On Tuesday, September 13, 2016 at 5:30:31 AM UTC-10, Taxed and Spent wrote:
> On 9/13/2016 8:27 AM, Janet B wrote:
> > On Tue, 13 Sep 2016 00:12:29 -0500, Sqwertz >
> > wrote:
> >
> >> On Mon, 12 Sep 2016 16:39:05 -0600, Janet B wrote:
> >>
> >>> On Mon, 12 Sep 2016 14:59:55 -0700, "Paul M. Cook" >
> >>> wrote:
> >>>
> >>>> Done in Chinese cooking.
> >>>>
> >>> I thought velveting was done in Chinese cooking. That seems to be a
> >>> totally different process.
> >>
> >> I think velveting with cornstarch and egg is an Americanized Chinese
> >> invention. I have never seen an Asian cook live, on TV, or in a
> >> cookbook written by a native Asian call for velveting.
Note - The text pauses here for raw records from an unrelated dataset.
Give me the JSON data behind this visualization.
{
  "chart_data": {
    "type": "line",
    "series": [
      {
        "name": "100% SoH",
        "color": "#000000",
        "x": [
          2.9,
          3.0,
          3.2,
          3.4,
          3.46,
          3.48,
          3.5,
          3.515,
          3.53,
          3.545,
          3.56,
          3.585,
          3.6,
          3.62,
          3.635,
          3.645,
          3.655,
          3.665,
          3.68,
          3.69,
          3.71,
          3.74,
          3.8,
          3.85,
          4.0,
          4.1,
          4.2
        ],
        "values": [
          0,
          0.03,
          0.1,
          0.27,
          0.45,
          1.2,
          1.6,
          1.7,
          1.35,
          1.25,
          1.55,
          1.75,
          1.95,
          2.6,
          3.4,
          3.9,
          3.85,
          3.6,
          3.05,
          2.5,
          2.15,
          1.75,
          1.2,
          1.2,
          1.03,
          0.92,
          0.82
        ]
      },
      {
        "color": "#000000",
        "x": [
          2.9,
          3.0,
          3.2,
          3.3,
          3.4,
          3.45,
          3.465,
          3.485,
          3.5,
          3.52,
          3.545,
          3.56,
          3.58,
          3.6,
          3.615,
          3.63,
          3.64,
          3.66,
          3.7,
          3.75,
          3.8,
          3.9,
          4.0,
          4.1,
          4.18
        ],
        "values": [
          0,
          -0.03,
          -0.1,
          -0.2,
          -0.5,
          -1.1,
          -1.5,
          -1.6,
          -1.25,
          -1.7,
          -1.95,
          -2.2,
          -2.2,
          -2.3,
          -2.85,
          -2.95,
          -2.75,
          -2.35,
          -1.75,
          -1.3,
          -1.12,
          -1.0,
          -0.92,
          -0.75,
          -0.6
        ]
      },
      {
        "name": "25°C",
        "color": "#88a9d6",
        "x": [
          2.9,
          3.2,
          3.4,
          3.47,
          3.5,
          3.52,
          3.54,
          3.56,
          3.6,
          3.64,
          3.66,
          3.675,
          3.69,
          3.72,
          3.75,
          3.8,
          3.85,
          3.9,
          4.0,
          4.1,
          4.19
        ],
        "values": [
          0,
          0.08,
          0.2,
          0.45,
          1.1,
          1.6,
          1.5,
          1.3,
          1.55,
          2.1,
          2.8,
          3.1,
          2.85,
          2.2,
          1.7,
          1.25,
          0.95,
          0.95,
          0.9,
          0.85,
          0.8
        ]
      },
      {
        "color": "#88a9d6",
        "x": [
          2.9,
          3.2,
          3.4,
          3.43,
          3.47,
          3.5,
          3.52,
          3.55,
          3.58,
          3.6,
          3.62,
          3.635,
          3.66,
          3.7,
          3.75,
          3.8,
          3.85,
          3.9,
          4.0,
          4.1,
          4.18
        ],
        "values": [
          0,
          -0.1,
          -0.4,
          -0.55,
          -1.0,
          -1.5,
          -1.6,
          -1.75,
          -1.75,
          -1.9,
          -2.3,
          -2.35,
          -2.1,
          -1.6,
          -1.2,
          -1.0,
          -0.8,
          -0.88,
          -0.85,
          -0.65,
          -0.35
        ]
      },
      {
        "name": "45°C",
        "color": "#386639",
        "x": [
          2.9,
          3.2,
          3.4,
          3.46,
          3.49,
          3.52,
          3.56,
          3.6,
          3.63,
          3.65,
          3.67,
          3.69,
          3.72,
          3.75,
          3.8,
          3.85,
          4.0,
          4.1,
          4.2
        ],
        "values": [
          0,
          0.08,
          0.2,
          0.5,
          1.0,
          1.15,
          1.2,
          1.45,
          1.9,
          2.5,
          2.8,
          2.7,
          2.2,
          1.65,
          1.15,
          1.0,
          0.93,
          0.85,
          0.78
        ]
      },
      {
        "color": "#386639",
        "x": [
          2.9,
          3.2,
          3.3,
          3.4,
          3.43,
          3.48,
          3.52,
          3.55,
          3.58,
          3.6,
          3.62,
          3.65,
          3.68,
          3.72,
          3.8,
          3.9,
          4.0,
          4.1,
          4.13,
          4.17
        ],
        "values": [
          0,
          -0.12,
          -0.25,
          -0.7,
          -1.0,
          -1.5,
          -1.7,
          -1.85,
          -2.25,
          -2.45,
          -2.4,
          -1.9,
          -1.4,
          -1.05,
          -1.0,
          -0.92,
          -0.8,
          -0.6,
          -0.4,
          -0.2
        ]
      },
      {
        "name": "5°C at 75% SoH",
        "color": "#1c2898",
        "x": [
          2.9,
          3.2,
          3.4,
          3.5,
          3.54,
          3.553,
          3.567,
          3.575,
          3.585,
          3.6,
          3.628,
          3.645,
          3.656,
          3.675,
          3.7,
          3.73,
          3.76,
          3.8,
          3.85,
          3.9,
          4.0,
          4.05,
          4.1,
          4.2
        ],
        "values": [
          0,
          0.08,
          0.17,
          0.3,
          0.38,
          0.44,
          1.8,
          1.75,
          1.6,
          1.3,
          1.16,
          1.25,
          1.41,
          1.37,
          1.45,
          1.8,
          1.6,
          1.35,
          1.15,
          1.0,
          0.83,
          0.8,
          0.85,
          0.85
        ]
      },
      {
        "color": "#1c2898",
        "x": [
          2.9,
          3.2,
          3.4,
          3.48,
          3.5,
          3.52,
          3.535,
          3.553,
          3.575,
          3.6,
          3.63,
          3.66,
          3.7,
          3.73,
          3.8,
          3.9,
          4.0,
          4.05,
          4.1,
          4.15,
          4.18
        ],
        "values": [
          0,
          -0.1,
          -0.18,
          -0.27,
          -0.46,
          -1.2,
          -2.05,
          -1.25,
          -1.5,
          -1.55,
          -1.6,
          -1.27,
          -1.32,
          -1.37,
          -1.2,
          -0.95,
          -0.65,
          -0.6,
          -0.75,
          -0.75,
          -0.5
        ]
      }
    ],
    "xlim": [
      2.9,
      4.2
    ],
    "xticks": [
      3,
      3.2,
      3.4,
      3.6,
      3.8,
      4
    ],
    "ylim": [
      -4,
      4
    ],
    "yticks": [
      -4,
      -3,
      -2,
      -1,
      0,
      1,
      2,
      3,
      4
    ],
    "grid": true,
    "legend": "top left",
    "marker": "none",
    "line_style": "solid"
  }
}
But I have
> >> seen them call for baking soda optionally mixed with water and refer
> >> to that as velveting.
> >>
> >> Those lightly battered meats that you get by velevting with cornstarch
> >> and egg are mostly an Americanized Chinese restaurant trademark and
> >> you'll rarely find them at the more authentic Chinese restaurants
> >> except with shrimp, and less rarely with chicken - the two proteins
> >> that are least likely to need "velveting".
> >>
> >> -sw
> >
> > oh, o.k. thanks
> > Janet US
> >
>
> I could have sworn I leaved the baking soda trick as part of a Chinese
> cooking class.
Some Chinese restaurants will still marinate the beef in baking soda which changes the texture dramatically. It comes out pale and sponge-like. I used to do that back in the 70s but these days I reject that approach. These days I marinate the meat for a few minutes in cornstarch and then fry at high temperature - in a good amount of oil.